[Originally published on Proslogion]
Corals are amazing animals that form reefs which are teeming with life. They eat things that are floating in the water around them, but they also have a mutualistic relationship with algae called “zooxanthellae.” The corals provide the algae with housing, and in exchange, the algae give the corals chemicals they need. It’s a wonderful system that allows both species to flourish.
However, there are times when this system breaks down. When corals become “stressed” (usually by a sudden change in temperature, the intensity of sunlight, pollution levels, etc.), the algae are expelled from the corals. The details of this process are still a mystery, but it usually causes the corals to turn white, as shown in the picture above. Because of that, this process is often called bleaching.

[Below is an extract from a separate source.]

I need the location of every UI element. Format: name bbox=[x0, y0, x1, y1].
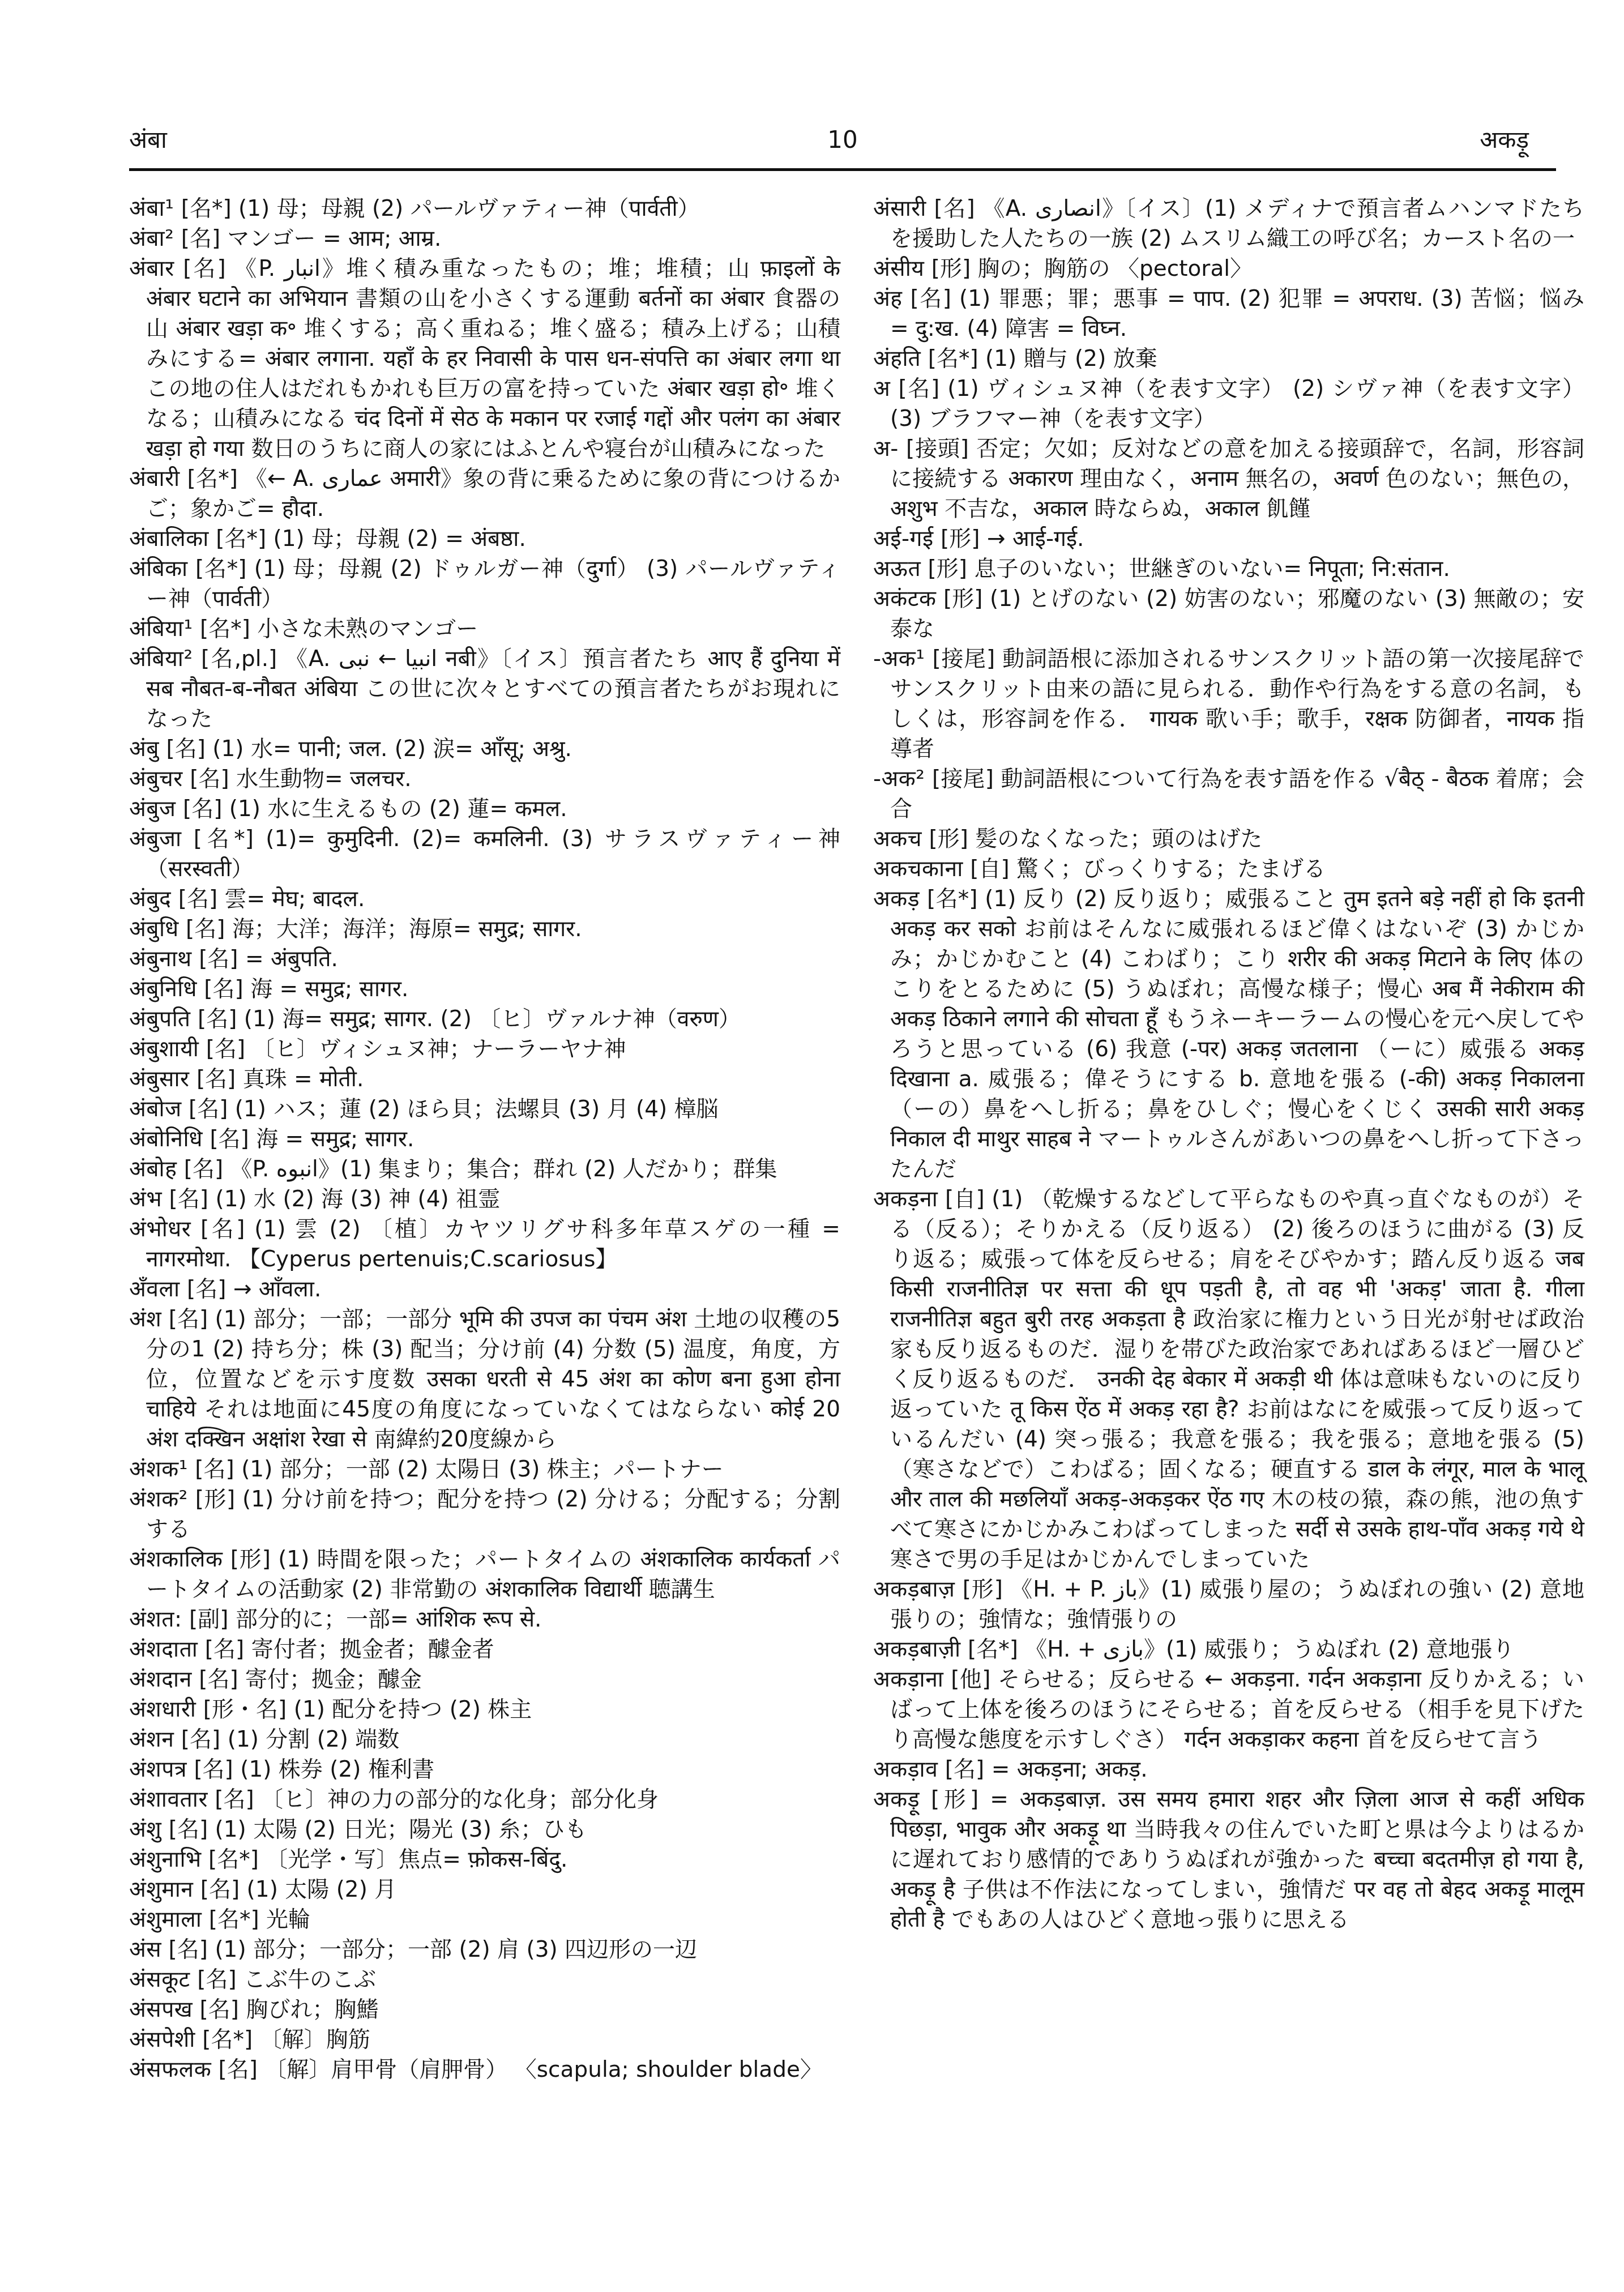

Earlier this year, The New York Times published an article entitled, Global Warming’s Toll on Coral Reefs: As if They’re ‘Ravaged by War.’ It stated:
Large-scale coral bleaching events, in which reefs become extremely fragile, were virtually unheard-of before the 1980s.
That’s the typical “party line” when it comes to those who don’t want to study the issue of global warming seriously. Something bad is happening now, it hardly ever happened in the past, and if we don’t do something about it soon, we are all going to die. Not surprisingly, it just isn’t true.
A recent study examined cores taken from corals in the Great Barrier Reef. These cores exhibit layers, and based on the way corals grow today, they can be interpreted as annual layers. Like counting tree rings, then, you can count coral layers and determine what year the layer formed. While the annual interpretation gets less and less certain the farther you go back in time, it is at least a reasonable way to estimate what was happening to corals in the past.
The authors of the study examined these layers, looking at the year-to-year changes in the rate at which the corals lengthened. Since bleaching events affect coral growth rates, it is reasonable to think that changes in lengthening rates would indicate bleaching events in the past. They used known bleaching events to “calibrate” their analysis, seeing what changes occurred in the cores during observed bleaching events in the past. They then looked at the cores going back almost 300 years.
What the authors found is only surprising to people who read The New York Times and similar sources. They found that coral bleaching events were not at all uncommon throughout the past 300 years, and they were probably more frequent in the past. In fact, they were most frequent in the 1890s and 1740s. The authors also looked at how many corals experienced bleaching in these events. The record was set in the 1850s, with the 1740s, 1670s, and 1690s in a dead heat for second place. Based on their analysis, there is nothing unusual happening currently when it comes to coral bleaching.
It is really common for people to see something unusual happening today and claim that such things are being caused by recent human activity. While that can make for good politics, it makes for lousy science.